Attendance and Participation. Let me begin by emphasizing that this is OUR course. We will be building it together and you will play an active role in shaping it. In other words, our course will only be as good as we all make it. Therefore, your participation during lectures, seminars and online is indispensable to the success of this class and to your own successes in Just Fictions. Class and online discussions provide a tremendous opportunity for all of us to get to know ourselves as readers, intellectuals and collaborators, and to share ideas beyond what the traditional lecture format allows. Take advantage of that! All students enrolled in this class must use their itslearning (IL) account on a regular basis. All homework updates will be posted on IL, and you will have to submit all parts of your Obligatory Assignment (including weekly responses, comments, and the short essay) and the exam project on IL as well. In addition, several times during the semester, you will be asked to connect and collaborate with students in the US (via Skype and a blog site for our course). If you are not familiar with IL, talk to me after class and/or schedule an appointment with Tech Support.

Obligatory Assignment/OA (ca. 2000 words) can be a BA thesis proposal (available to select students only) or a multi-part project consisting of online responses, discussion questions, and a short project. (You must complete all OA parts throughout the semester in order to qualify for the exam.) Every week, or every other week, I or Professor Moore will ask you to contribute to online discussions (in ca. 150 words). For example, we might ask you to close read and contextualize a passage, to reflect on a class discussion from a previous week, to make connections among literary and legal texts, to post discussion questions, or to collaborate in some other way online with your peers from the States. Participation in our online forum is, in other words, mandatory, and your OA project will derive from your IL and in-class coursework. (If you do not participate in the forum or class on a regular basis, you will fail the OA and will not be able to take the exam.)

Exam. Specific guidelines and a detailed grading rubric will be posted on IL at least 1 month before the scheduled exam.

Rules of Engagement and Class Netiquette. I would like our classroom, the traditional and the electronic, to be a vibrant and safe environment where we can explore diverse ideas and conflicting points of view in an atmosphere of mutual respect. My hope is that online forums will become a site of active intellectual exchange that will provide ample fodder for in-class discussions and international collaborations, and that they will prepare you well for the exam. Don’t be self-conscious about speaking up in public or in English, if it is not your first language, in my class or in anybody else’s. We learn by asking questions, so do ask questions during lectures and online.
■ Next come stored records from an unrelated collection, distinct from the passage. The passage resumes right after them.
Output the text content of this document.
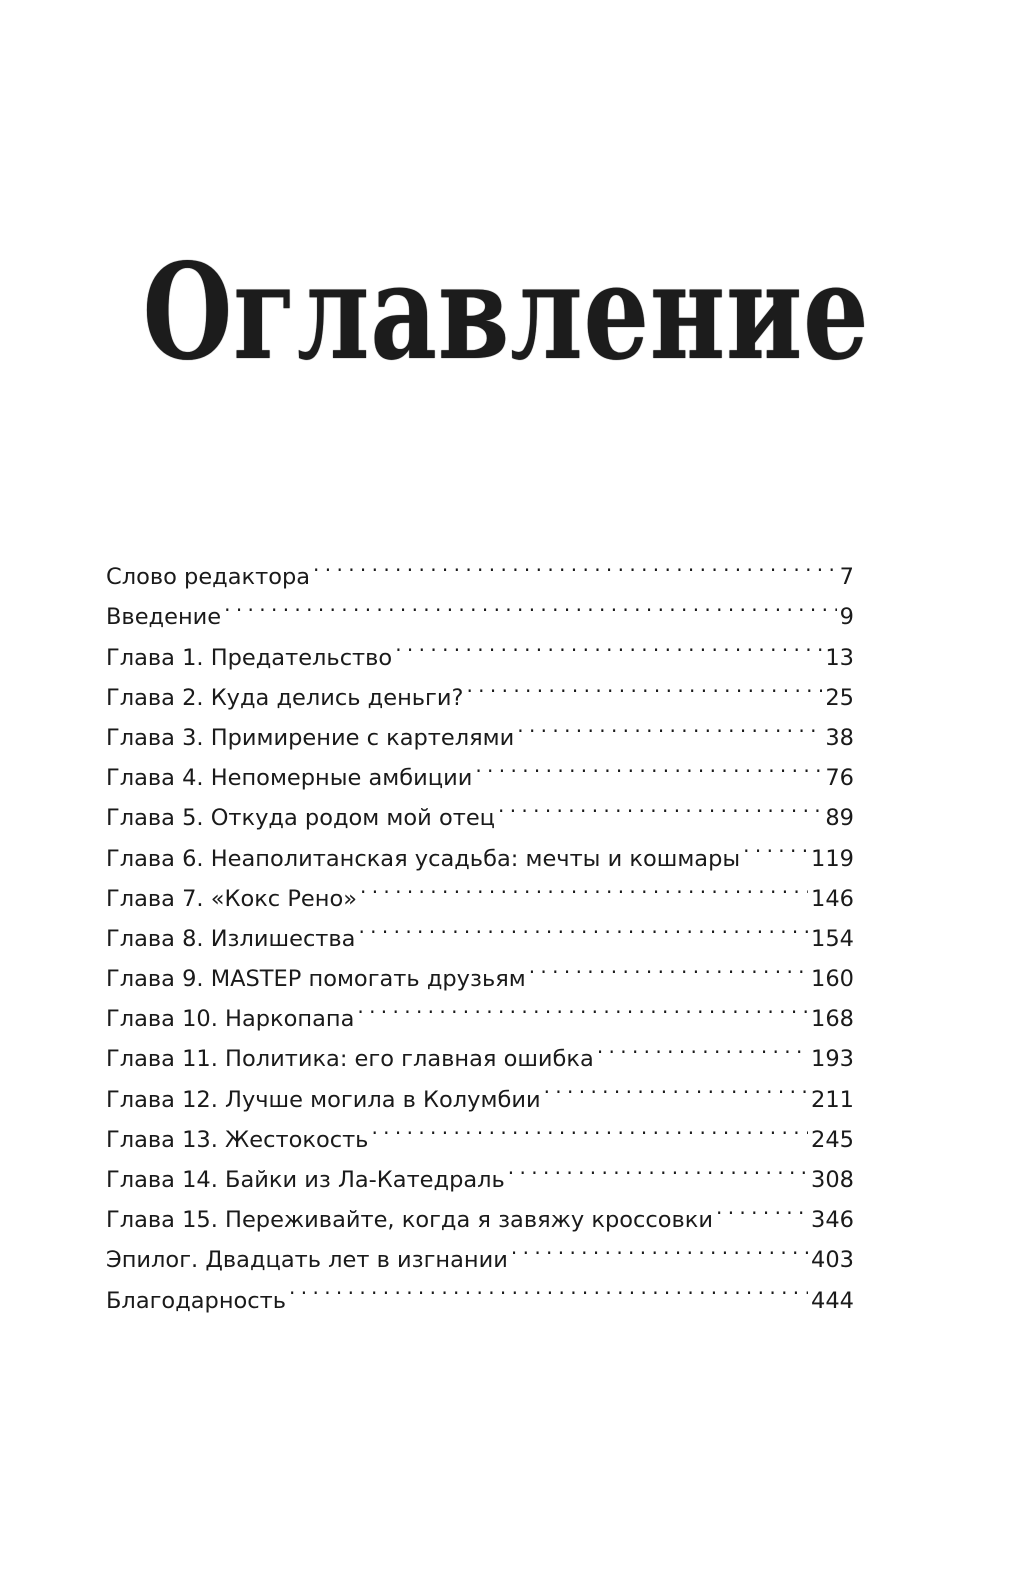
Оглавление
Слово редактора . . .	7
Введение . . .	9
Глава 1. Предательство . . .	13
Глава 2. Куда делись деньги? . . .	25
Глава 3. Примирение с картелями . . .	38
Глава 4. Непомерные амбиции . . .	76
Глава 5. Откуда родом мой отец . . .	89
Глава 6. Неаполитанская усадьба: мечты и кошмары . . .	119
Глава 7. «Кокс Рено» . . .	146
Глава 8. Излишества . . .	154
Глава 9. MASTEP помогать друзьям . . .	160
Глава 10. Наркопапа . . .	168
Глава 11. Политика: его главная ошибка . . .	193
Глава 12. Лучше могила в Колумбии . . .	211
Глава 13. Жестокость . . .	245
Глава 14. Байки из Ла-Катедраль . . .	308
Глава 15. Переживайте, когда я завяжу кроссовки . . .	346
Эпилог. Двадцать лет в изгнании . . .	403
Благодарность . . .	444
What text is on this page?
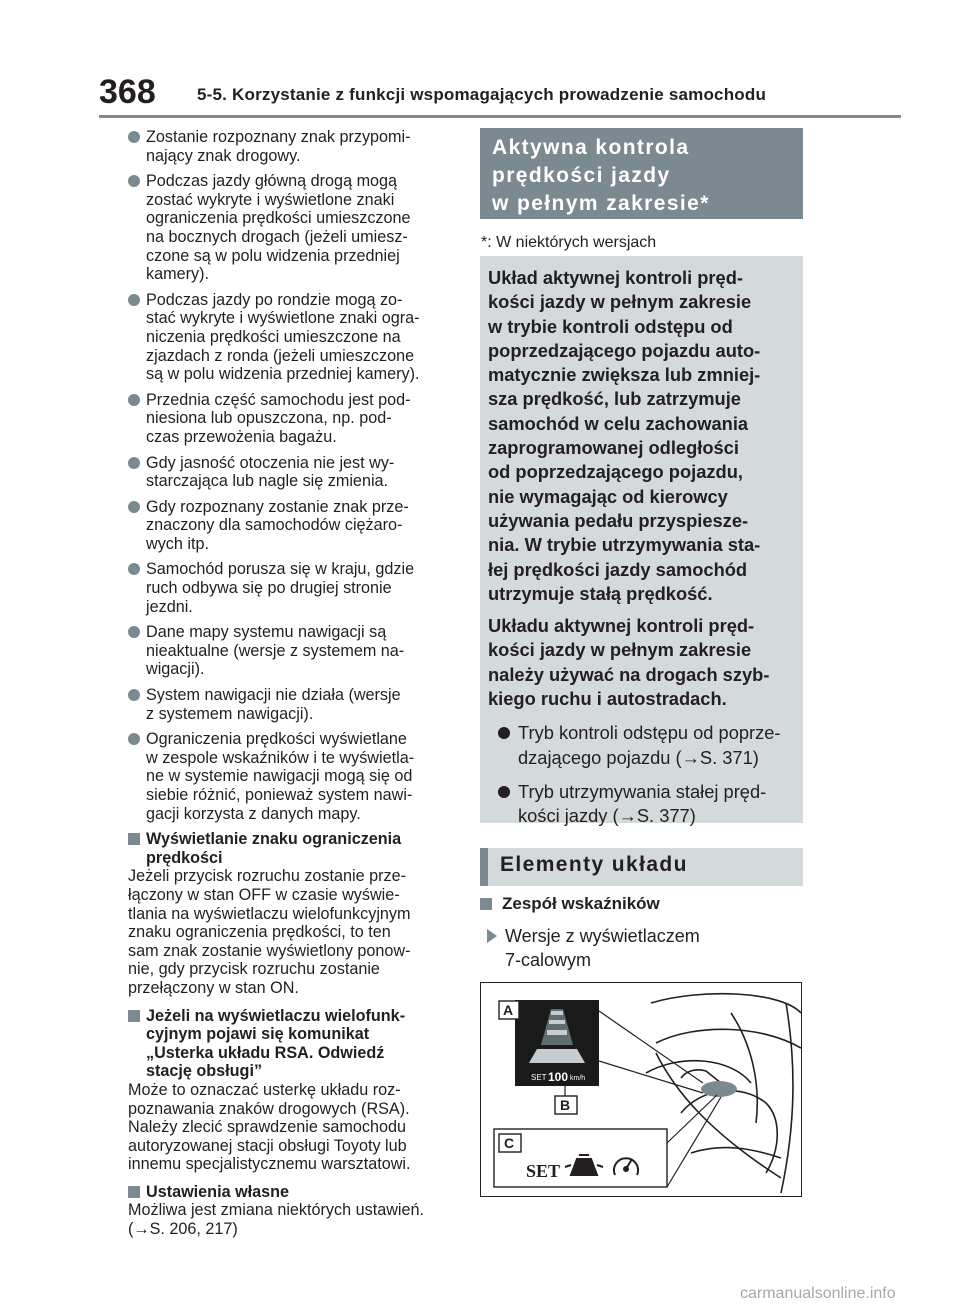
368 5-5. Korzystanie z funkcji wspomagających prowadzenie samochodu
Zostanie rozpoznany znak przypomi-
nający znak drogowy.
Podczas jazdy główną drogą mogą
zostać wykryte i wyświetlone znaki
ograniczenia prędkości umieszczone
na bocznych drogach (jeżeli umiesz-
czone są w polu widzenia przedniej
kamery).
Podczas jazdy po rondzie mogą zo-
stać wykryte i wyświetlone znaki ogra-
niczenia prędkości umieszczone na
zjazdach z ronda (jeżeli umieszczone
są w polu widzenia przedniej kamery).
Przednia część samochodu jest pod-
niesiona lub opuszczona, np. pod-
czas przewożenia bagażu.
Gdy jasność otoczenia nie jest wy-
starczająca lub nagle się zmienia.
Gdy rozpoznany zostanie znak prze-
znaczony dla samochodów ciężaro-
wych itp.
Samochód porusza się w kraju, gdzie
ruch odbywa się po drugiej stronie
jezdni.
Dane mapy systemu nawigacji są
nieaktualne (wersje z systemem na-
wigacji).
System nawigacji nie działa (wersje
z systemem nawigacji).
Ograniczenia prędkości wyświetlane
w zespole wskaźników i te wyświetla-
ne w systemie nawigacji mogą się od
siebie różnić, ponieważ system nawi-
gacji korzysta z danych mapy.
Wyświetlanie znaku ograniczenia
prędkości
Jeżeli przycisk rozruchu zostanie prze-
łączony w stan OFF w czasie wyświe-
tlania na wyświetlaczu wielofunkcyjnym
znaku ograniczenia prędkości, to ten
sam znak zostanie wyświetlony ponow-
nie, gdy przycisk rozruchu zostanie
przełączony w stan ON.
Jeżeli na wyświetlaczu wielofunk-
cyjnym pojawi się komunikat
„Usterka układu RSA. Odwiedź
stację obsługi”
Może to oznaczać usterkę układu roz-
poznawania znaków drogowych (RSA).
Należy zlecić sprawdzenie samochodu
autoryzowanej stacji obsługi Toyoty lub
innemu specjalistycznemu warsztatowi.
Ustawienia własne
Możliwa jest zmiana niektórych ustawień.
(→S. 206, 217)
Aktywna kontrola
prędkości jazdy
w pełnym zakresie*
*: W niektórych wersjach
Układ aktywnej kontroli pręd-
kości jazdy w pełnym zakresie
w trybie kontroli odstępu od
poprzedzającego pojazdu auto-
matycznie zwiększa lub zmniej-
sza prędkość, lub zatrzymuje
samochód w celu zachowania
zaprogramowanej odległości
od poprzedzającego pojazdu,
nie wymagając od kierowcy
używania pedału przyspiesze-
nia. W trybie utrzymywania sta-
łej prędkości jazdy samochód
utrzymuje stałą prędkość.
Układu aktywnej kontroli pręd-
kości jazdy w pełnym zakresie
należy używać na drogach szyb-
kiego ruchu i autostradach.
Tryb kontroli odstępu od poprze-
dzającego pojazdu (→S. 371)
Tryb utrzymywania stałej pręd-
kości jazdy (→S. 377)
Elementy układu
Zespół wskaźników
Wersje z wyświetlaczem
7-calowym
SET 100 km/h
A
B
C
SET
carmanualsonline.info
Academic Honesty. NTNU is committed to the principles of intellectual honesty and integrity, and as members of this community, you are expected to maintain complete honesty in all academic work. Throughout the semester, we will be discussing academic honesty and various strategies aimed at helping you avoid irresponsible or unethical use of sources or research. If you are not sure about proper documentation and/or use of sources, talk to me before submitting your assignment.

Special Accommodations. Please talk to me as early in the semester as possible if you require special accommodations in order to succeed in our course.